Now that I am back to commuting on the regular, I have been celebrating all of the joys of public transportation. This last week held some of most awful public transportation situations rolled into a 7-day period.  First, there was the guy next to me on the bus who grunted literally the whole trip. It sounded like a perpetual clearing of the throat, combined with a growl, and was both frightening and distracting.  Then, I got on the subway and had a guy fall asleep on my shoulder.  I was in a middle seat and tried to move away, but I couldn't get too far.  He didn't wake up, just dozed on my shoulder until I could free myself.  Later in the week, the subway was PACKED because it was raining outside.  I made it on, but was positioned directly under the armpit of someone that had just worked a full day without deoderant.   The odor was horrible, but again, I had nowhere to go.  Adding insult to injury, the train stopped because there was a medical emergency on board, so there we were, packed like sardines and stopped for almost 20 minutes, while I tried desperately to avoid the armpit of doom. 

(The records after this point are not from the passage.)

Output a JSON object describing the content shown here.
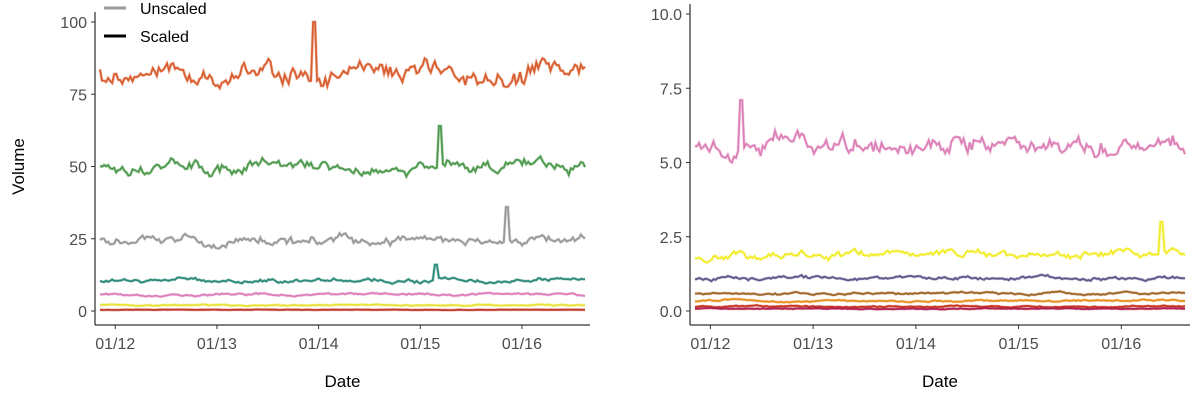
{
  "chart_data": [
    {
      "type": "line",
      "xlabel": "Date",
      "ylabel": "Volume",
      "ylim": [
        0,
        100
      ],
      "yticks": [
        "0",
        "25",
        "50",
        "75",
        "100"
      ],
      "xticks": [
        "01/12",
        "01/13",
        "01/14",
        "01/15",
        "01/16"
      ],
      "xtick_values": [
        2012,
        2013,
        2014,
        2015,
        2016
      ],
      "x_range": [
        2011.85,
        2016.62
      ],
      "legend": {
        "position": "top-left",
        "entries": [
          {
            "label": "Unscaled",
            "color": "#999999"
          },
          {
            "label": "Scaled",
            "color": "#000000"
          }
        ]
      },
      "series": [
        {
          "color": "#D95F30",
          "base": 82,
          "noise": 4.5,
          "spike": 100,
          "spike_x": 2013.95
        },
        {
          "color": "#4E9A4E",
          "base": 50,
          "noise": 2.8,
          "spike": 64,
          "spike_x": 2015.2
        },
        {
          "color": "#999999",
          "base": 24,
          "noise": 2.2,
          "spike": 36,
          "spike_x": 2015.85
        },
        {
          "color": "#2E8B7A",
          "base": 10.5,
          "noise": 0.9,
          "spike": 16,
          "spike_x": 2015.15
        },
        {
          "color": "#DD80B8",
          "base": 5.7,
          "noise": 0.5
        },
        {
          "color": "#E8E23A",
          "base": 2,
          "noise": 0.3
        },
        {
          "color": "#C0392B",
          "base": 0.4,
          "noise": 0.1
        }
      ],
      "grid": false
    },
    {
      "type": "line",
      "xlabel": "Date",
      "ylabel": "",
      "ylim": [
        0,
        10
      ],
      "yticks": [
        "0.0",
        "2.5",
        "5.0",
        "7.5",
        "10.0"
      ],
      "xticks": [
        "01/12",
        "01/13",
        "01/14",
        "01/15",
        "01/16"
      ],
      "xtick_values": [
        2012,
        2013,
        2014,
        2015,
        2016
      ],
      "x_range": [
        2011.85,
        2016.62
      ],
      "series": [
        {
          "color": "#DD80B8",
          "base": 5.7,
          "noise": 0.45,
          "spike": 7.1,
          "spike_x": 2012.3
        },
        {
          "color": "#F2EC2C",
          "base": 1.9,
          "noise": 0.18,
          "spike": 3.0,
          "spike_x": 2016.4
        },
        {
          "color": "#5E5A8C",
          "base": 1.1,
          "noise": 0.08
        },
        {
          "color": "#A0662A",
          "base": 0.6,
          "noise": 0.05
        },
        {
          "color": "#E8901E",
          "base": 0.35,
          "noise": 0.04
        },
        {
          "color": "#C9341F",
          "base": 0.15,
          "noise": 0.03
        },
        {
          "color": "#B02050",
          "base": 0.08,
          "noise": 0.02
        }
      ],
      "grid": false
    }
  ]
}
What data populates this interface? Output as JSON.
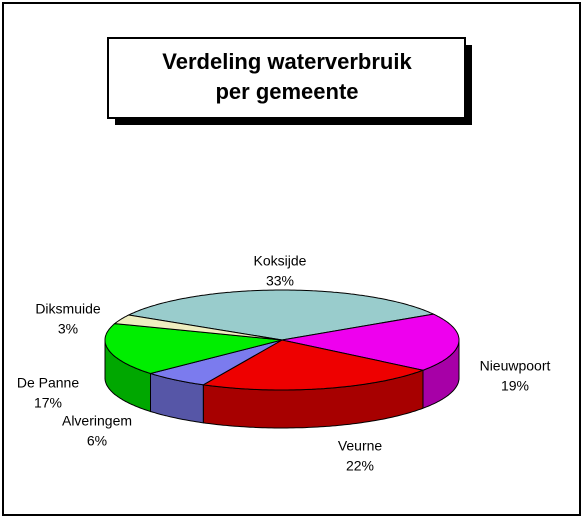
{
  "chart_data": {
    "type": "pie3d",
    "title": [
      "Verdeling waterverbruik",
      "per gemeente"
    ],
    "categories": [
      "Koksijde",
      "Nieuwpoort",
      "Veurne",
      "Alveringem",
      "De Panne",
      "Diksmuide"
    ],
    "values": [
      33,
      19,
      22,
      6,
      17,
      3
    ],
    "value_labels": [
      "33%",
      "19%",
      "22%",
      "6%",
      "17%",
      "3%"
    ],
    "colors": [
      "#99cccc",
      "#ee00ee",
      "#ee0000",
      "#7b7bee",
      "#00ee00",
      "#eeeec0"
    ]
  }
}
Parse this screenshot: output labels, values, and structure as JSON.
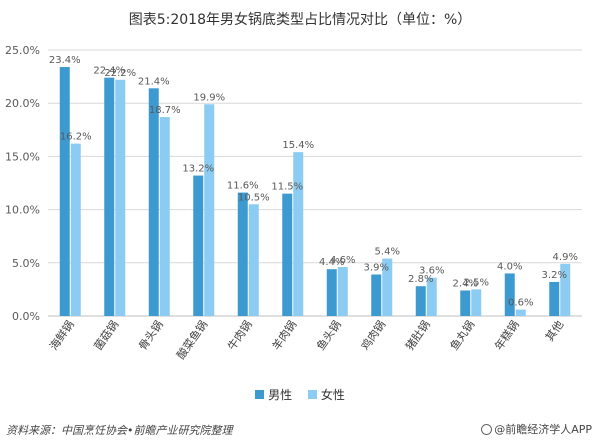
{
  "title": "图表5:2018年男女锅底类型占比情况对比（单位：%）",
  "source": "资料来源：中国烹饪协会•前瞻产业研究院整理",
  "brand": "@前瞻经济学人APP",
  "colors": {
    "male": "#3d9ad1",
    "female": "#8cccf2",
    "grid": "#d9d9d9",
    "axis": "#bfbfbf",
    "text": "#595959"
  },
  "chart_data": {
    "type": "bar",
    "title": "图表5:2018年男女锅底类型占比情况对比（单位：%）",
    "categories": [
      "海鲜锅",
      "菌菇锅",
      "骨头锅",
      "酸菜鱼锅",
      "牛肉锅",
      "羊肉锅",
      "鱼头锅",
      "鸡肉锅",
      "猪肚锅",
      "鱼丸锅",
      "年糕锅",
      "其他"
    ],
    "series": [
      {
        "name": "男性",
        "values": [
          23.4,
          22.4,
          21.4,
          13.2,
          11.6,
          11.5,
          4.4,
          3.9,
          2.8,
          2.4,
          4.0,
          3.2
        ]
      },
      {
        "name": "女性",
        "values": [
          16.2,
          22.2,
          18.7,
          19.9,
          10.5,
          15.4,
          4.6,
          5.4,
          3.6,
          2.5,
          0.6,
          4.9
        ]
      }
    ],
    "value_labels": [
      [
        "23.4%",
        "22.4%",
        "21.4%",
        "13.2%",
        "11.6%",
        "11.5%",
        "4.4%",
        "3.9%",
        "2.8%",
        "2.4%",
        "4.0%",
        "3.2%"
      ],
      [
        "16.2%",
        "22.2%",
        "18.7%",
        "19.9%",
        "10.5%",
        "15.4%",
        "4.6%",
        "5.4%",
        "3.6%",
        "2.5%",
        "0.6%",
        "4.9%"
      ]
    ],
    "yticks": [
      0,
      5,
      10,
      15,
      20,
      25
    ],
    "ytick_labels": [
      "0.0%",
      "5.0%",
      "10.0%",
      "15.0%",
      "20.0%",
      "25.0%"
    ],
    "ylim": [
      0,
      25
    ],
    "xlabel": "",
    "ylabel": "",
    "grid": true,
    "legend_position": "bottom"
  }
}
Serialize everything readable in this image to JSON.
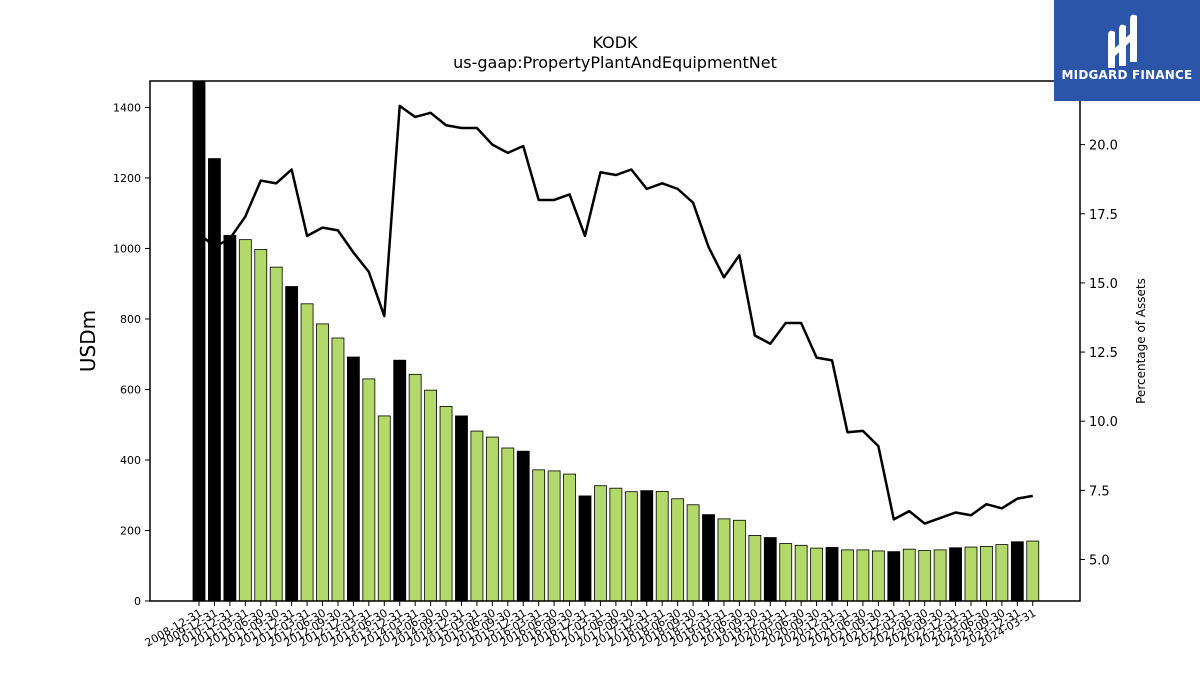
{
  "chart_data": {
    "type": "bar",
    "title": "KODK",
    "subtitle": "us-gaap:PropertyPlantAndEquipmentNet",
    "ylabel": "USDm",
    "ylabel_right": "Percentage of Assets",
    "ylim": [
      0,
      1475
    ],
    "ylim_right": [
      3.5,
      22.3
    ],
    "yticks": [
      0,
      200,
      400,
      600,
      800,
      1000,
      1200,
      1400
    ],
    "yticks_right": [
      5.0,
      7.5,
      10.0,
      12.5,
      15.0,
      17.5,
      20.0
    ],
    "colors": {
      "annual": "#000000",
      "quarter": "#b2d96a",
      "line": "#000000"
    },
    "categories": [
      "2008-12-31",
      "2009-12-31",
      "2010-12-31",
      "2011-03-31",
      "2011-06-30",
      "2011-09-30",
      "2011-12-31",
      "2012-03-31",
      "2012-06-30",
      "2012-09-30",
      "2012-12-31",
      "2013-03-31",
      "2013-06-30",
      "2013-12-31",
      "2014-03-31",
      "2014-06-30",
      "2014-09-30",
      "2014-12-31",
      "2015-03-31",
      "2015-06-30",
      "2015-09-30",
      "2015-12-31",
      "2016-03-31",
      "2016-06-30",
      "2016-09-30",
      "2016-12-31",
      "2017-03-31",
      "2017-06-30",
      "2017-09-30",
      "2017-12-31",
      "2018-03-31",
      "2018-06-30",
      "2018-09-30",
      "2018-12-31",
      "2019-03-31",
      "2019-06-30",
      "2019-09-30",
      "2019-12-31",
      "2020-03-31",
      "2020-06-30",
      "2020-09-30",
      "2020-12-31",
      "2021-03-31",
      "2021-06-30",
      "2021-09-30",
      "2021-12-31",
      "2022-03-31",
      "2022-06-30",
      "2022-09-30",
      "2022-12-31",
      "2023-03-31",
      "2023-06-30",
      "2023-09-30",
      "2023-12-31",
      "2024-03-31"
    ],
    "series": [
      {
        "kind": "bar",
        "values": [
          1475,
          1255,
          1037,
          1025,
          997,
          947,
          892,
          843,
          786,
          746,
          692,
          630,
          525,
          683,
          643,
          598,
          552,
          525,
          482,
          465,
          434,
          425,
          372,
          369,
          360,
          298,
          327,
          320,
          310,
          313,
          311,
          290,
          273,
          245,
          233,
          229,
          186,
          180,
          163,
          158,
          150,
          152,
          145,
          145,
          142,
          140,
          147,
          143,
          145,
          151,
          153,
          155,
          160,
          168,
          170
        ],
        "annual": [
          true,
          true,
          true,
          false,
          false,
          false,
          true,
          false,
          false,
          false,
          true,
          false,
          false,
          true,
          false,
          false,
          false,
          true,
          false,
          false,
          false,
          true,
          false,
          false,
          false,
          true,
          false,
          false,
          false,
          true,
          false,
          false,
          false,
          true,
          false,
          false,
          false,
          true,
          false,
          false,
          false,
          true,
          false,
          false,
          false,
          true,
          false,
          false,
          false,
          true,
          false,
          false,
          false,
          true,
          false
        ]
      },
      {
        "kind": "line",
        "axis": "right",
        "values": [
          16.8,
          16.3,
          16.6,
          17.4,
          18.7,
          18.6,
          19.1,
          16.7,
          17.0,
          16.9,
          16.1,
          15.4,
          13.8,
          21.4,
          21.0,
          21.15,
          20.7,
          20.6,
          20.6,
          20.0,
          19.7,
          19.95,
          18.0,
          18.0,
          18.2,
          16.7,
          19.0,
          18.9,
          19.1,
          18.4,
          18.6,
          18.4,
          17.9,
          16.3,
          15.2,
          16.0,
          13.1,
          12.8,
          13.55,
          13.55,
          12.3,
          12.2,
          9.6,
          9.65,
          9.1,
          6.45,
          6.75,
          6.3,
          6.5,
          6.7,
          6.6,
          7.0,
          6.85,
          7.2,
          7.3
        ]
      }
    ]
  },
  "logo": {
    "text": "MIDGARD FINANCE"
  }
}
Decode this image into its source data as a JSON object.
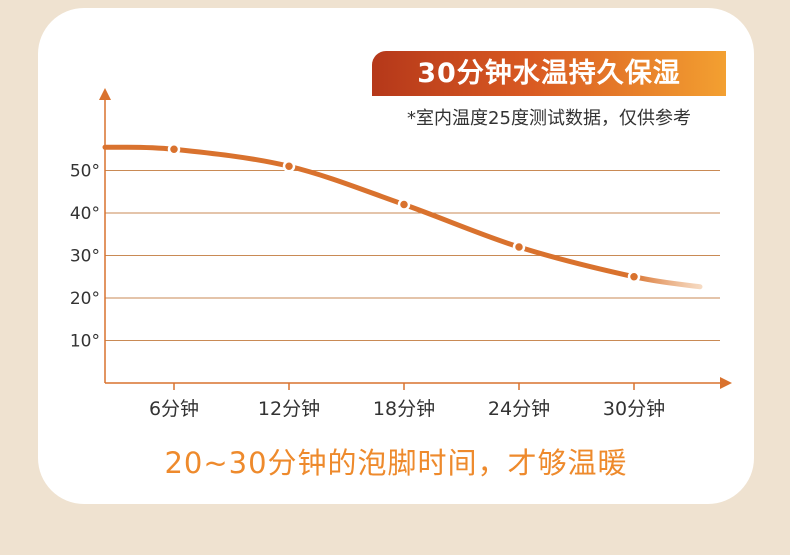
{
  "header": {
    "title": "30分钟水温持久保湿",
    "footnote": "*室内温度25度测试数据，仅供参考"
  },
  "caption": "20~30分钟的泡脚时间，才够温暖",
  "colors": {
    "accent": "#d9722e",
    "grid": "#c98a55",
    "banner_start": "#b5381a",
    "banner_end": "#f3a031",
    "caption": "#ee8a2c",
    "background": "#efe2d0"
  },
  "chart_data": {
    "type": "line",
    "title": "30分钟水温持久保湿",
    "xlabel": "",
    "ylabel": "",
    "categories": [
      "6分钟",
      "12分钟",
      "18分钟",
      "24分钟",
      "30分钟"
    ],
    "x": [
      6,
      12,
      18,
      24,
      30
    ],
    "series": [
      {
        "values": [
          55,
          51,
          42,
          32,
          25
        ]
      }
    ],
    "yticks": [
      10,
      20,
      30,
      40,
      50
    ],
    "ytick_labels": [
      "10°",
      "20°",
      "30°",
      "40°",
      "50°"
    ],
    "ylim": [
      0,
      70
    ],
    "grid": true,
    "legend": "none"
  }
}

Yesterday, I was supposed to be flying home for a series of events that I was really looking forward to; the baby shower of a close friend, the wedding of another, and the birthdays of two of my nephews.  I am really lucky to have access to extremely discounted travelby flying standby, but after yesterday, I wonder if the benefits are even worth it.

Long story short, I didn't make it on the first flight, nor three flights following.  Not one single customer service agent would help me....they kept shoving me off and giving me phone numbers to call, sending me to different service desks, etc., and then I would do that, and no one would help me there either.  My cell phone died between the seemingly hundreds of calls home and to the customer service line (which was useless by the way).  I then paid for iternet at the airport so that I could try to look up flight information on my own, but the airport was a dead zone, and I couldn't even use the iternet service that I paid for. Since I kept being shoved off to other areas, I literally hoofed it from one end of the airport to another 4 times, while lugging my heavy bags. By this point, I was so upset that no one from the airline would take even 5 minutes to give me any information or help me, that my patience had worn thin.  After nine hours at the airport, I finally gave up and decided to go home.  I hauled my stuff to the bus stop, only to get there and find that they had moved the bus stop.  So, once again, I hauled my crap accross another terminal, and by the time I got out to the re-located bus stop it was pouring rain.  Seriously the worst day I have had in a long time. For what it's worth, Delta will be recieving a phone call about how I was treated by the agents, and I NEVER call in complaints for anything.

Anywho.....an enthralling update I am sure.  My basic message is that all of this disappointment led to the most delicious pepperoni and green olive pizza I have ever had, and as you may well know, pizza solves everything.